De overheid gaat af op data en harde cijfers. Daarvoor zijn ze afhankelijk van de districtshoofden, die verslag uit moeten uitbrengen van de situatie in hun district. Je voelt het al aan: al die districtshoofden uit de binnenlanden, zitten veel liever in Manokwari en zijn dus niet aanwezig in hun eigen district. Ze doen dus mee met het normale program; rijst en mie verzorgen voor hun dorpen, maar nemen geen tijd om de situatie goed te onderzoeken. Daarbij laten ze zich dan ook graag op de hoogte houden door de hoofden van de dorpen (kepala kampung), maarja; hoe kun je communiceren als je in een dorp woont dat dagen lopen van de dichtstbijzijnde weg is? Niet iedereen heeft een satelliettelefoon zullen we maar zeggen..
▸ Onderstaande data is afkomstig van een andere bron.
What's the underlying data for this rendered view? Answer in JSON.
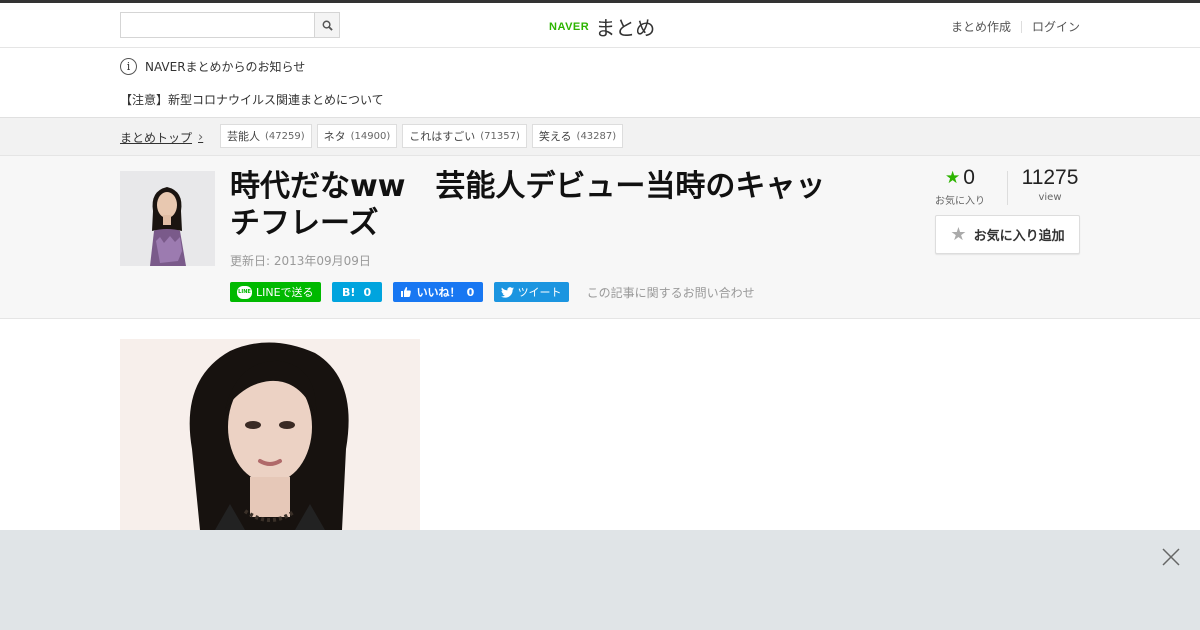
{
  "header": {
    "search": {
      "value": "",
      "placeholder": ""
    },
    "logo": {
      "brand": "NAVER",
      "service": "まとめ"
    },
    "nav": {
      "create": "まとめ作成",
      "login": "ログイン"
    }
  },
  "notice": {
    "heading": "NAVERまとめからのお知らせ",
    "item": "【注意】新型コロナウイルス関連まとめについて"
  },
  "breadcrumb": {
    "top": "まとめトップ",
    "tags": [
      {
        "label": "芸能人",
        "count": "(47259)"
      },
      {
        "label": "ネタ",
        "count": "(14900)"
      },
      {
        "label": "これはすごい",
        "count": "(71357)"
      },
      {
        "label": "笑える",
        "count": "(43287)"
      }
    ]
  },
  "article": {
    "title": "時代だなww　芸能人デビュー当時のキャッチフレーズ",
    "updated": "更新日: 2013年09月09日",
    "share": {
      "line": "LINEで送る",
      "hatena_mark": "B!",
      "hatena_count": "0",
      "like_label": "いいね！",
      "like_count": "0",
      "tweet": "ツイート",
      "inquiry": "この記事に関するお問い合わせ"
    },
    "stats": {
      "favorites": "0",
      "favorites_label": "お気に入り",
      "views": "11275",
      "views_label": "view"
    },
    "fav_button": "お気に入り追加"
  },
  "colors": {
    "naver_green": "#2db400",
    "line_green": "#00b900",
    "hatena_blue": "#00a4de",
    "facebook_blue": "#1877f2",
    "twitter_blue": "#1b95e0",
    "ad_bar": "#e0e4e7"
  },
  "icons": [
    "search-icon",
    "info-icon",
    "chevron-right-icon",
    "line-icon",
    "facebook-like-icon",
    "twitter-bird-icon",
    "star-icon",
    "close-icon"
  ]
}
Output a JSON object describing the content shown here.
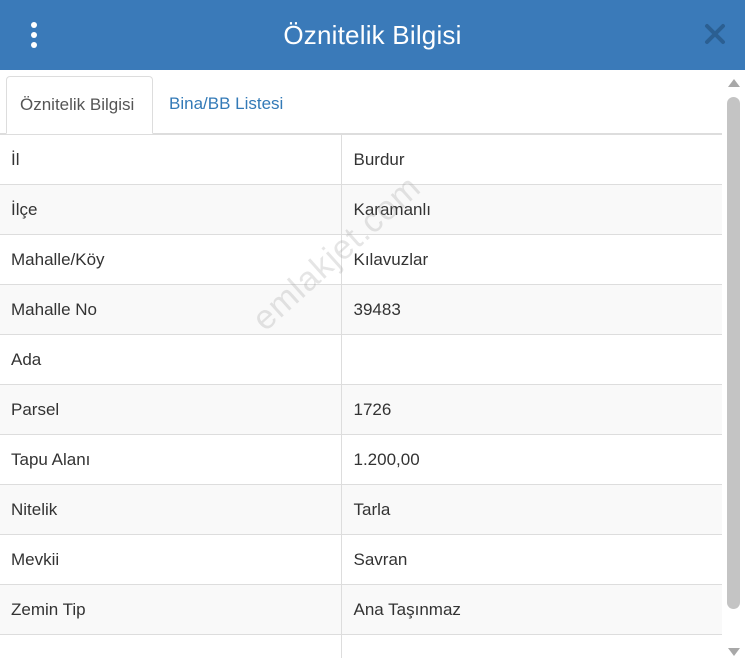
{
  "header": {
    "title": "Öznitelik Bilgisi"
  },
  "tabs": [
    {
      "label": "Öznitelik Bilgisi",
      "active": true
    },
    {
      "label": "Bina/BB Listesi",
      "active": false
    }
  ],
  "rows": [
    {
      "key": "İl",
      "value": "Burdur"
    },
    {
      "key": "İlçe",
      "value": "Karamanlı"
    },
    {
      "key": "Mahalle/Köy",
      "value": "Kılavuzlar"
    },
    {
      "key": "Mahalle No",
      "value": "39483"
    },
    {
      "key": "Ada",
      "value": ""
    },
    {
      "key": "Parsel",
      "value": "1726"
    },
    {
      "key": "Tapu Alanı",
      "value": "1.200,00"
    },
    {
      "key": "Nitelik",
      "value": "Tarla"
    },
    {
      "key": "Mevkii",
      "value": "Savran"
    },
    {
      "key": "Zemin Tip",
      "value": "Ana Taşınmaz"
    }
  ],
  "watermark": "emlakjet.com",
  "colors": {
    "header_bg": "#3a7ab9",
    "tab_link": "#337ab7",
    "close_icon": "#2b5f92"
  },
  "icons": {
    "menu": "kebab-menu-icon",
    "close": "close-icon"
  }
}
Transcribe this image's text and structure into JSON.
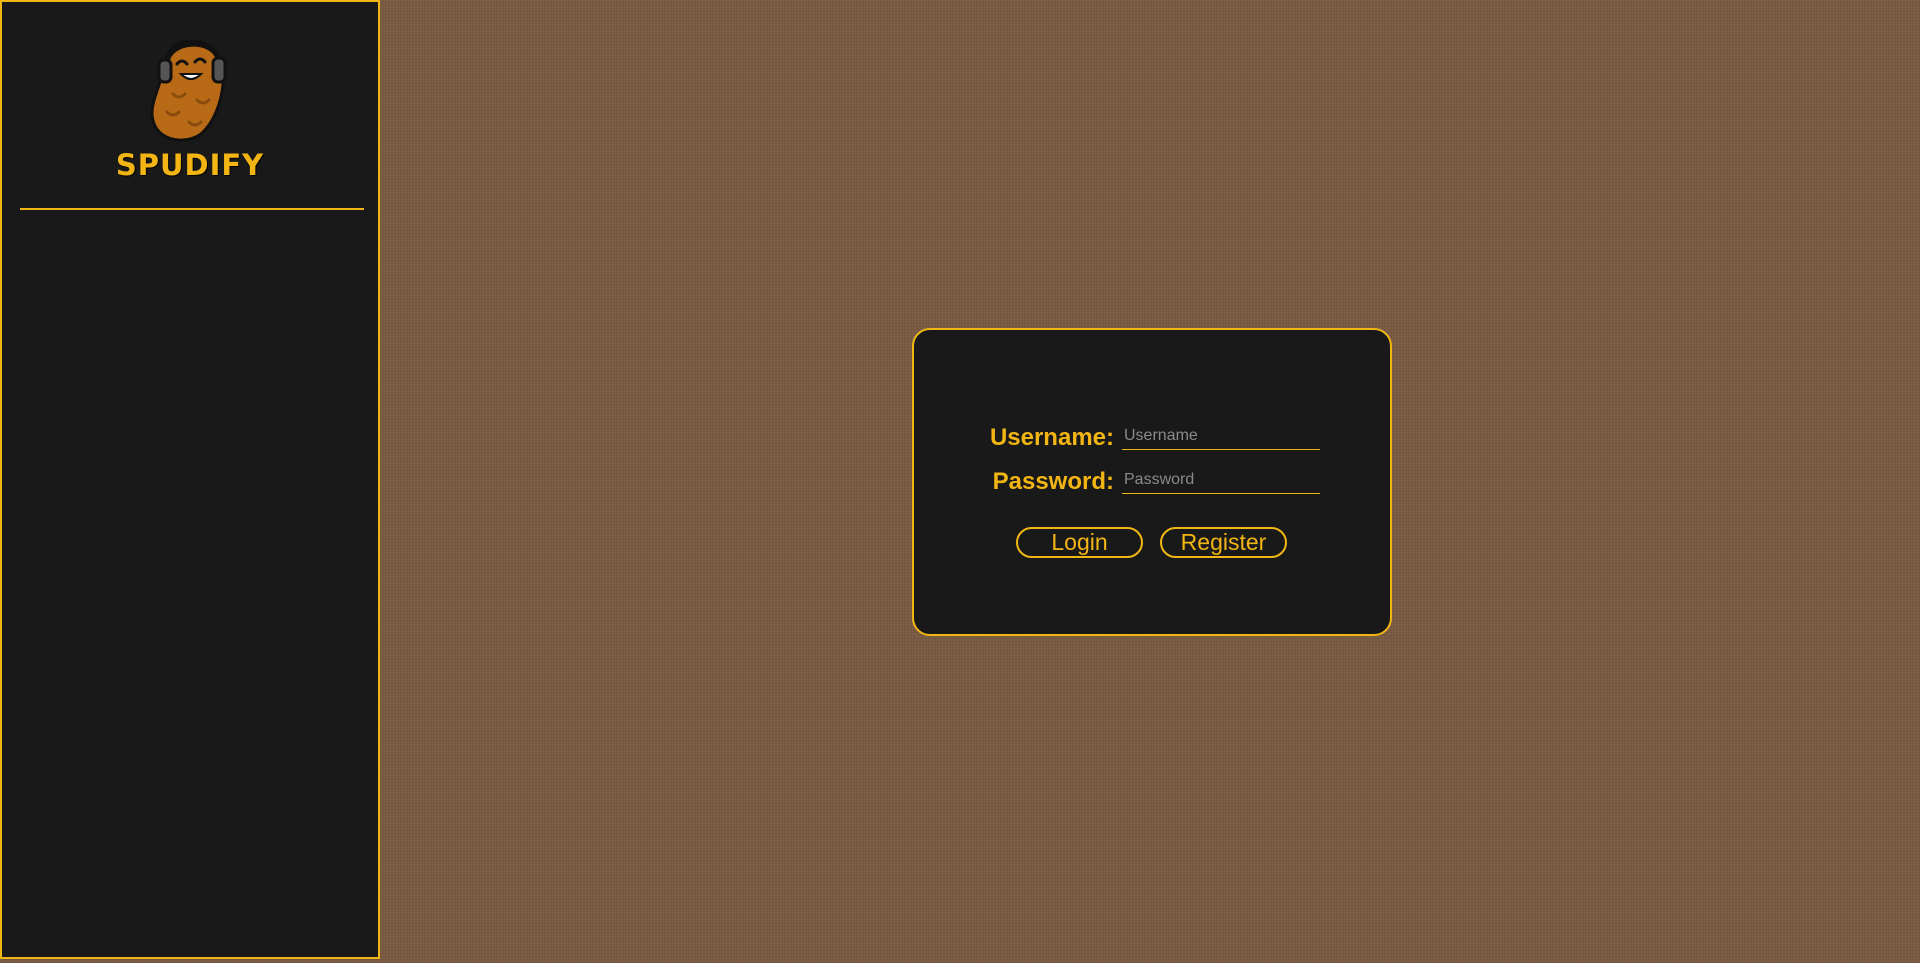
{
  "app": {
    "brand_name": "SPUDIFY"
  },
  "colors": {
    "accent": "#f0b613",
    "panel": "#191919",
    "background": "#7a5a42"
  },
  "logo": {
    "icon": "potato-headphones-mascot-icon"
  },
  "login_form": {
    "username_label": "Username:",
    "username_placeholder": "Username",
    "username_value": "",
    "password_label": "Password:",
    "password_placeholder": "Password",
    "password_value": "",
    "login_button": "Login",
    "register_button": "Register"
  }
}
JASOIL heeft nog een enorm pakket aan goederen liggen: rijst en mie, maar ook babyvoeding, drinkwater en tenten. En dat willen ze naar Kebar en Senopi brengen. Ze hebben alleen geen vervoer. Komt dat even goed uit! Wij namelijk wel.
Dus komende week gaat de auto nog een paar keer op en neer met spullen.
Ondertussen is hier nog een mal in de maak die we willen gebruiken voor putdeksels, zodat we eenmaal geslagen putten ook goed kunnen afdekken. Martin regelt de komende maand dat de nodige spullen in Senopi komen.
O ja, nog een mooi verhaal:
Er ging hier het verhaal dat er weer een grote aardbeving zou komen op 1 maart of 1 april. Reinste onzin natuurlijk, zoiets kun je niet voorspellen. Wat blijkt: dit nieuws is door de overheid (gouverneur) gemeld nadat zij een document van een geologisch instituut (BMG) iets te snel hadden doorgelezen. In alle haast hadden ze de datum 03/01 en 04/01 (data die de BMG had vermeld in het rapport) opgevat als 01/03 en 01/04. En maar geconcludeerd dat er dan aardbevingen zouden komen….Vandaag stond de rectificatie in de krant….Lekker he…?!!
Heb het goed daar; wij melden ons weer eind februari!